Dégâts de gibier sur colzas
Située à proximité des massifs forestiers, l’exploitation de François Delclaux subit régulièrement des dégâts de gibier. Une parcelle de colza de 18 ha a ainsi été totalement mangée par les cervidés. «Ils ont broûté ma parcelle à l’entrée de l’hiver, le colza est reparti au printemps, mais a de nouveau été mangé. Résultat : aucune récolte ! Autant vous dire que je vais sans doute semer moins de colza cet automne. Pour le reste, les rendements colzas s’échelonnent de 30 à 40 q/ha selon la qualité du sol», explique-t-il. Il reste en plaine les maïs qui ont été arrosés par un bel orage de 30 mm et qui sont beaux pour l’instant, d’autant qu’ils sont irrigués à Courtillet. Du tournesol, introduit cette année pour la première fois dans l’assolement, sera à battre plus tardivement avec l’aide d’une Cuma locale. Les betteraves sucrières ont été abandonnées sur la ferme depuis de nombreuses années.

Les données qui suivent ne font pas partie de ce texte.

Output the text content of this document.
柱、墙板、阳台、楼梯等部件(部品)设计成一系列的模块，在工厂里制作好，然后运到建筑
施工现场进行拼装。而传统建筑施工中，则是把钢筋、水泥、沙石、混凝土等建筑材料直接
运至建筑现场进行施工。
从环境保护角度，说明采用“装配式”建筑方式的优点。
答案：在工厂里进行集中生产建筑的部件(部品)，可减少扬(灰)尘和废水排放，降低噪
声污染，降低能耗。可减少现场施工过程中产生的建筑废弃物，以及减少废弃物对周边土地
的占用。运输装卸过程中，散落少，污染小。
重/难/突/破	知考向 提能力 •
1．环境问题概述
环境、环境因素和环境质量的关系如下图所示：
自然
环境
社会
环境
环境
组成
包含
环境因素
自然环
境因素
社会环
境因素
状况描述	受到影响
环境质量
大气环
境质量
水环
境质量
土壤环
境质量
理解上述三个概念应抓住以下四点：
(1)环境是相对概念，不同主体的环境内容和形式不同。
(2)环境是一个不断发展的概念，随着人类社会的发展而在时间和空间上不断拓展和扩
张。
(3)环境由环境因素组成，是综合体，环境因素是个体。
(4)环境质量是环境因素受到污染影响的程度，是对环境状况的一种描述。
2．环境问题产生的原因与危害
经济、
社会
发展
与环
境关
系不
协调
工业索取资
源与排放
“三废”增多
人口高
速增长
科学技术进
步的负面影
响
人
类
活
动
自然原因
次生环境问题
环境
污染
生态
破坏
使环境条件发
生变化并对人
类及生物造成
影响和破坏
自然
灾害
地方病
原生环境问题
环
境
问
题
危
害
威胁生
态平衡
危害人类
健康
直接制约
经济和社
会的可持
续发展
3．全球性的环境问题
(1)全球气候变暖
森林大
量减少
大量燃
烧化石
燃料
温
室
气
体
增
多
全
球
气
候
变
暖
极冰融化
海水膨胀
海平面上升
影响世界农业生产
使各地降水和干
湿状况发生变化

En attendant les prochains semis, il faut veiller au grain stocké à la ferme, des lots de multiplication de semences. «Je commence par livrer chez Valfrance, puis je stocke les semences que Valfrance vient chercher au fur et à mesure.» Jusqu’à l’année prochaine, la Lexion 750 de Claas est remisée au hangar et se pose la question du déchaumage qui va être difficile à réaliser vu la dureté du sol.
«Une moisson efficace et très hétérogène»
Depuis 2016, Julien Grégoire, agriculteur, malteur et brasseur, est la sixième génération à s’installer sur la ferme familiale, à Thieux, dans l’Oise. En EARL avec ses parents, cette exploitation, déjà existante durant la Révolution, a une superficie de 300 hectares. La ferme du Tilloy a décidé de se diversifier vers la brasserie après la récolte catastrophique de 2016.
Considérée comme une ferme classique picarde, l’exploitation produit du blé, de l’orge, de la betterave et du colza. «2016 était ma première récolte. Elle reste et restera dans les mémoires de beaucoup d’agriculteurs et j’espère ne plus revivre cette situation dans ma carrière», explique le jeune agriculteur.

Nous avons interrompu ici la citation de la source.